Она отвернулась, пряча улыбку, ей вспомнилось: «Ах, я люблю так сладко турбинные лопатки...» Алексей покраснел и буркнул:
— Нет. И не в стихах дело. Кепка и спина — это же оскорбительно! Это лень и неумение видеть, что коллектив состоит из личностей и каждая личность во много раз богаче, интереснее каких-нибудь там сенаторов. Воробьев, Коля Пакулин, Саша Воловик и многие другие — вот что такое коллектив. Почему искусство не показывает этих людей? Не пятно на картине, не производственную единицу, а личность во всем богатстве, во всей ее сложности?.. А если есть ничтожества, так и это нужно показать, да так показать, чтобы им самим противно стало!
Скитания по залам мешали ему, он взял Аню за руку и остановил ее посреди зала:
— Вот мы говорили о красоте. Я недавно целый день проторчал в Эрмитаже у Рембрандта. Какой-нибудь ростовщик у него уродлив, гадок, а картина прекрасна, потому что я могу все рассказать об этом человеке: кто он, как живет, что думает. У него и руки не просто руки, у него пальцы скряги и обиралы... К чему это я? Да, да! К тому, что я тогда подумал: написать бы с таким талантом портрет нашего Торжуева! Вы успели узнать его? Поглядеть — внешность даже благообразная, на семейных фотографиях, наверно, красавцем выходит. Сними его у карусельного станка — рабочий! Кадровик! А если написать его портрет по-настоящему, — ух, какой мелкий обыватель наружу вылезет!
— Вы прямо с ненавистью говорите о нем.
— А что я, подрядился по-христиански всех любить? Да, с ненавистью! Оттого, что свой, заводской, да еще работник первоклассный, — вдвойне ненавижу.
— А мне кажется, с ним просто не умеют работать. Это же все-таки не кулак, а рабочий!
— Шкурник он, вот кто! Эгоист. И в коммунизм его не потащишь. Для меня коммунизм — прежде всего время, когда любой человек, с которым встретишься в жизни ли, в работе ли, будет своим. Как у Маяковского, знаете? «Чтоб вся на первый крик: Товарищ! — оборачивалась земля...»
Сам того не замечая, он снова взял ее за руку: так ему было удобнее высказать ей все, что теснилось в голове.
— Коммунизм — это ж будет горячее, страстное время, а не этакий скучный рай без волнений, без страсти достижения... До сих пор общественный строй всегда подавлял, глушил личность, так?

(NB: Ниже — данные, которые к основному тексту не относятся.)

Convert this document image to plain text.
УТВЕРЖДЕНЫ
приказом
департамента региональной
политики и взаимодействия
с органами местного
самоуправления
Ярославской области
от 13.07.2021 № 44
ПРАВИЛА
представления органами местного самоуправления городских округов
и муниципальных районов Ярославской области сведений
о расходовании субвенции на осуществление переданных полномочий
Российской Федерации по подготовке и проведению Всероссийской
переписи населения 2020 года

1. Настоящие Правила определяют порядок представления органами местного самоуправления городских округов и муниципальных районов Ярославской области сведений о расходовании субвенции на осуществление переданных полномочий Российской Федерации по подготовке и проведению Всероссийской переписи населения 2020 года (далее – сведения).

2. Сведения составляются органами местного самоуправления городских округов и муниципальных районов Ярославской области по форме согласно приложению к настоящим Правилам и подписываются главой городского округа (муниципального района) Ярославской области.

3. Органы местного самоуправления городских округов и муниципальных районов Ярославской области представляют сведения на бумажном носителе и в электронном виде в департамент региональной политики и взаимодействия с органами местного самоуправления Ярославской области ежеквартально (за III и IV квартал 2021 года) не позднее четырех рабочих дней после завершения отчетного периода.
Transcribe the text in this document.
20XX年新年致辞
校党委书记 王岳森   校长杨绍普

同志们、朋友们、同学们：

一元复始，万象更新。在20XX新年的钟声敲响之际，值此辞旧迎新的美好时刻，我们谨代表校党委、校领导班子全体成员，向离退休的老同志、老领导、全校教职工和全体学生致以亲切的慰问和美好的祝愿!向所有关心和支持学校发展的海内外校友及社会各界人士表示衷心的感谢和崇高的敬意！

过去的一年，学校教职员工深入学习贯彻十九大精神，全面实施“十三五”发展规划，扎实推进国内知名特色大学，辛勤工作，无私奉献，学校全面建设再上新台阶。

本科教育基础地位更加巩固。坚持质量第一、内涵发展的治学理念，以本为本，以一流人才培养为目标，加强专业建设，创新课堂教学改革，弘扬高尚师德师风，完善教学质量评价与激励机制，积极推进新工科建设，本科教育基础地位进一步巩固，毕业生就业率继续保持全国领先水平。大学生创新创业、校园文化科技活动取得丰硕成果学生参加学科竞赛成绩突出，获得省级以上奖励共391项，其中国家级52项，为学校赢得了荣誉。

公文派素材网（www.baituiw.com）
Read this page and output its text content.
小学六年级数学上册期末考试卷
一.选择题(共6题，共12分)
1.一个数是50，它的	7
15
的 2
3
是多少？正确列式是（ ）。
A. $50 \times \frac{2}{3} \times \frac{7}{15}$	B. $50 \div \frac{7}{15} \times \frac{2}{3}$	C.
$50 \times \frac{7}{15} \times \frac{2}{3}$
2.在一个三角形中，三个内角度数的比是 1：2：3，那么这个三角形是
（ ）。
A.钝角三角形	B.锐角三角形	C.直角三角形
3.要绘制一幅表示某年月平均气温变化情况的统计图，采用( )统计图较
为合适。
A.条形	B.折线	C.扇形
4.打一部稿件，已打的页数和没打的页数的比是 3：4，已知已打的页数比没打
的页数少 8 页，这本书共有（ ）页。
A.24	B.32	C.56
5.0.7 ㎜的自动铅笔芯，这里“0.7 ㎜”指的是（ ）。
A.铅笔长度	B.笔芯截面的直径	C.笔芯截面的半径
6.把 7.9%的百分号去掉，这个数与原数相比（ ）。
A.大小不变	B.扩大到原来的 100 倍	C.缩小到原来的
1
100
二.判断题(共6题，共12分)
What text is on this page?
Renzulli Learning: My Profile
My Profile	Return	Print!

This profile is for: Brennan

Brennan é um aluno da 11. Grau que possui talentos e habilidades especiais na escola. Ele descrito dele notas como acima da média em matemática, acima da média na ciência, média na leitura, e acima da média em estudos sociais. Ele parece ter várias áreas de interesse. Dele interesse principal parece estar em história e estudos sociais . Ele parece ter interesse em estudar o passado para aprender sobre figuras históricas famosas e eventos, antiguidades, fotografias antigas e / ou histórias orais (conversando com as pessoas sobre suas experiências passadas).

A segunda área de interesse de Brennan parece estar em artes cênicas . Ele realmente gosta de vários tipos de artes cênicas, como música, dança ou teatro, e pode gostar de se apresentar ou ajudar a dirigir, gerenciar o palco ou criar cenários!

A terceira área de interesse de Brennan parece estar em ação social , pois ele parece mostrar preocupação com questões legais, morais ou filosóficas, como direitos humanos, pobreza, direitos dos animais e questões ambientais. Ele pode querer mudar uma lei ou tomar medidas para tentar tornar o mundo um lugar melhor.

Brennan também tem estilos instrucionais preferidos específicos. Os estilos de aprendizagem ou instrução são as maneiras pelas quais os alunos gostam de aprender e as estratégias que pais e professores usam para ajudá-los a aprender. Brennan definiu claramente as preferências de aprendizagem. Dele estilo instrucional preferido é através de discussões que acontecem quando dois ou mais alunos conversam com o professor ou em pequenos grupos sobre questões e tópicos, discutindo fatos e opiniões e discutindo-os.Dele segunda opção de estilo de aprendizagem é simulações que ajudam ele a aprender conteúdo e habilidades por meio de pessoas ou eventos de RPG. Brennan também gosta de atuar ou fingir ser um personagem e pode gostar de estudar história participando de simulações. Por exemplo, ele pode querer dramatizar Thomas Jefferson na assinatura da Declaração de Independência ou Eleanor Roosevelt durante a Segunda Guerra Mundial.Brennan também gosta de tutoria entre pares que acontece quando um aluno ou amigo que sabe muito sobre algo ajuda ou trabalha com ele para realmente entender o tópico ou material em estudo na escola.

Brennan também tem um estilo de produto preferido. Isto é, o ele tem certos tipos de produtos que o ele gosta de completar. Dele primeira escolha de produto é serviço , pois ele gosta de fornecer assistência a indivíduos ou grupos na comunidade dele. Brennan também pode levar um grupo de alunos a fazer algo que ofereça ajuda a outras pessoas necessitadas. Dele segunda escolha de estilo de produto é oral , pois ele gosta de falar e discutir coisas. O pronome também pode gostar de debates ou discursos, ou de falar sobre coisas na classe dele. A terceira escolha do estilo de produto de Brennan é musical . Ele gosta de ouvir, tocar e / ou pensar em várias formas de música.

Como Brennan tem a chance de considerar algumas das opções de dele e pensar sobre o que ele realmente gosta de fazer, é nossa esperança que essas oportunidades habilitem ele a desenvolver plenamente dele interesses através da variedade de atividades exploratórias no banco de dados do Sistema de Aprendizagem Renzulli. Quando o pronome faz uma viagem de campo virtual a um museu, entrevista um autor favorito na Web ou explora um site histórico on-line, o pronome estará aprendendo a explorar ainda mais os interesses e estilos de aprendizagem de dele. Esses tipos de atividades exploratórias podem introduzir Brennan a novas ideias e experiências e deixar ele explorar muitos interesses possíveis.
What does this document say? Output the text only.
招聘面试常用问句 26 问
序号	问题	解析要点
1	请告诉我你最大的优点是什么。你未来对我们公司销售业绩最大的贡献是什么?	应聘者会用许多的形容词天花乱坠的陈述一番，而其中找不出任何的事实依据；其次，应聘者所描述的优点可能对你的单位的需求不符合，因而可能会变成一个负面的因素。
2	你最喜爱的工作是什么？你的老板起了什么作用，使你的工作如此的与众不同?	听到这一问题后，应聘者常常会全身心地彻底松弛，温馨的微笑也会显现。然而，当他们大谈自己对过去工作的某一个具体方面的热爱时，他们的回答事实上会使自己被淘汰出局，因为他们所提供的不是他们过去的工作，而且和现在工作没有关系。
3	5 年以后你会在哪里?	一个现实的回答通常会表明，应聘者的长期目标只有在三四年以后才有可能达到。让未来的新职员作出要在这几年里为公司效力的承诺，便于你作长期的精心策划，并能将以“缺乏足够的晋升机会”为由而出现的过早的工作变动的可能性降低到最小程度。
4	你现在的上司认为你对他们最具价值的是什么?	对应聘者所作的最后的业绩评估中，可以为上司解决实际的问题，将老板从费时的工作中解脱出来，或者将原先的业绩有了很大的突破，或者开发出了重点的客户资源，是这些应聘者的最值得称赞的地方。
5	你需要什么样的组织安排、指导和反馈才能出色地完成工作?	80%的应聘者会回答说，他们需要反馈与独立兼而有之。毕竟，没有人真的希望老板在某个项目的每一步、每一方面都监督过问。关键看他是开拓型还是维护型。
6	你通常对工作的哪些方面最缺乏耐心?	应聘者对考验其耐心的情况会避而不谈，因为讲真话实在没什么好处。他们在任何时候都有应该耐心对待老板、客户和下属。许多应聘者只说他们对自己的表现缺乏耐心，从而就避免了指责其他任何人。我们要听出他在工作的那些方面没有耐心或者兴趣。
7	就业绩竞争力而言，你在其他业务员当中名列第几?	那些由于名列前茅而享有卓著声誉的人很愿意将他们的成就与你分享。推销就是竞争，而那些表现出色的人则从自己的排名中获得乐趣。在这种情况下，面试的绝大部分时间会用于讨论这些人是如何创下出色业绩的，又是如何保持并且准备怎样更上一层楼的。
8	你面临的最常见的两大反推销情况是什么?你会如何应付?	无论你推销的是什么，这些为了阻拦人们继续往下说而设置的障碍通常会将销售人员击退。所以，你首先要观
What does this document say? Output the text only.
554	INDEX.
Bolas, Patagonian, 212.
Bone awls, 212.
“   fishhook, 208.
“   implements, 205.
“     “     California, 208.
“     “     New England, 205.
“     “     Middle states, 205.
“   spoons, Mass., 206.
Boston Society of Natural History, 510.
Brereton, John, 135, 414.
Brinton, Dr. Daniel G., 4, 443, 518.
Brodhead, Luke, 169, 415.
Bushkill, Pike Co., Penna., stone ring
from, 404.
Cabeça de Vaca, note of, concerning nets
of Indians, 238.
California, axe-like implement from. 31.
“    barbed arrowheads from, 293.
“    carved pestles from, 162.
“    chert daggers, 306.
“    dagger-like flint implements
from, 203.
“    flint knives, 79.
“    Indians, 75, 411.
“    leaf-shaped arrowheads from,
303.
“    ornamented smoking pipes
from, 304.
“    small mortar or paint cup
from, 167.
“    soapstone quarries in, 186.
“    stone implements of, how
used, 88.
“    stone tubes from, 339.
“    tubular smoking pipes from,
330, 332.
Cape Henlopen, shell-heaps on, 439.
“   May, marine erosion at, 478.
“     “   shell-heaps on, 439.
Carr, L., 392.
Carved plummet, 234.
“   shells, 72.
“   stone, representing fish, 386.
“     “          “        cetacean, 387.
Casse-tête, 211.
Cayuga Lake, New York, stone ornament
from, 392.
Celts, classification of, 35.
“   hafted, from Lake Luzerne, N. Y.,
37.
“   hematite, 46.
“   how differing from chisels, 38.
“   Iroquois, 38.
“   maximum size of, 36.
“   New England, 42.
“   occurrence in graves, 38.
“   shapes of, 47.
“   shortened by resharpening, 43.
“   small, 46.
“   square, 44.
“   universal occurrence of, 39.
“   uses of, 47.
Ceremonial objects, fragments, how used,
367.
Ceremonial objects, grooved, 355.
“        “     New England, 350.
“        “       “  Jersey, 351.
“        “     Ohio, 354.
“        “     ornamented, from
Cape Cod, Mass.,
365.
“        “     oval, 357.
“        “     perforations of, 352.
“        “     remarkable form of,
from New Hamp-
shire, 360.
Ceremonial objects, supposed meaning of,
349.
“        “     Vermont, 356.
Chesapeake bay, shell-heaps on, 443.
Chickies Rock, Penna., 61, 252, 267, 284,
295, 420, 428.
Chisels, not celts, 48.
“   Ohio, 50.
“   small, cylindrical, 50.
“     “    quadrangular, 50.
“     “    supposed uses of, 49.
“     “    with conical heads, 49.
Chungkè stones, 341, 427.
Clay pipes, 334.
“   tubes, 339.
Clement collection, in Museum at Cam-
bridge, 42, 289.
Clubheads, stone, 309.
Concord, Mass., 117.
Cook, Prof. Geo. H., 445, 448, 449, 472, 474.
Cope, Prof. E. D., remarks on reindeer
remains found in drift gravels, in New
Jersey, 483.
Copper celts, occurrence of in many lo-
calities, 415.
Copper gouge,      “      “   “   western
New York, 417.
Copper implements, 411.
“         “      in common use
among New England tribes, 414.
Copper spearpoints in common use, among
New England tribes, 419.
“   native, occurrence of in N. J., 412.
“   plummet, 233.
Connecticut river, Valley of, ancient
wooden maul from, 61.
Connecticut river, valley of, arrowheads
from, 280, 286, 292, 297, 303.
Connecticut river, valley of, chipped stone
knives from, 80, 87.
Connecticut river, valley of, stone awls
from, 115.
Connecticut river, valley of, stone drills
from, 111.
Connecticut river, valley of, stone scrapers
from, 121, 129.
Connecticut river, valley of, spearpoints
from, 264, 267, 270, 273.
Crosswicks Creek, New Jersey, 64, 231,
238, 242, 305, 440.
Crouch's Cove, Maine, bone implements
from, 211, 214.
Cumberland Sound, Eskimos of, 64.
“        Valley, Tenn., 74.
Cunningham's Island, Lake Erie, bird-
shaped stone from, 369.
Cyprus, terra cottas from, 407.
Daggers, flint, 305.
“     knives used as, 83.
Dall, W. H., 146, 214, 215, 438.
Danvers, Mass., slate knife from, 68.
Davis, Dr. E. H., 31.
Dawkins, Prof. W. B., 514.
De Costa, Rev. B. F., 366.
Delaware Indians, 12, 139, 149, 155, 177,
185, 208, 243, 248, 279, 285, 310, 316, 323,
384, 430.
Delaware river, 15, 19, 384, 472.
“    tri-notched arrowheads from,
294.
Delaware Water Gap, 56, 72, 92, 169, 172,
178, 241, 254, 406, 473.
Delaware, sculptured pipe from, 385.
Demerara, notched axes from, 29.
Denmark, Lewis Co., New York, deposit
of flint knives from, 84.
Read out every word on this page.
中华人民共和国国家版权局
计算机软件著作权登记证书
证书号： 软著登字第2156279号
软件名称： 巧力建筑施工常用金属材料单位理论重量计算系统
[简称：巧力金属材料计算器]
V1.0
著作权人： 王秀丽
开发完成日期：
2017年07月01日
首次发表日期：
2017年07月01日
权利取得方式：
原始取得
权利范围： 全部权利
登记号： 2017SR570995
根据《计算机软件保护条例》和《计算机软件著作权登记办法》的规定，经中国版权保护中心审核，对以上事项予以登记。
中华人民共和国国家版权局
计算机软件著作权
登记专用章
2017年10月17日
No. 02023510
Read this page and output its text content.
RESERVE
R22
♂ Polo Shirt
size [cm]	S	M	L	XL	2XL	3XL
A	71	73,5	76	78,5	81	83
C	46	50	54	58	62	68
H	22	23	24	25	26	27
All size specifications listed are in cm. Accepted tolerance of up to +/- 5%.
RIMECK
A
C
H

Коммунизм даст ей полное развитие. Посмотрите на наших людей: как быстро в них раскрываются силы, талант, воображение! И с каждым годом это пойдет быстрее, шире. Мы сейчас решаем задачи, каких ни в одном столетии не решали... А как вы думаете, наши внуки будут нам завидовать? Нет, потому что именно при коммунизме будут решаться самые грандиозные задачи. Я иногда мечтаю: какие превосходные, невиданные машины будут еще созданы! Свободный труд, средств сколько угодно, высочайшая техника, — вот когда можно будет развернуться! И уж, конечно, иной раз и не есть, и не спать, и до рассвета проторчать в лаборатории над каким-нибудь опытом...
— Ух, как хочется дожить!
— Что вы, Аня! — воскликнул он. — Мы же и будем все это решать!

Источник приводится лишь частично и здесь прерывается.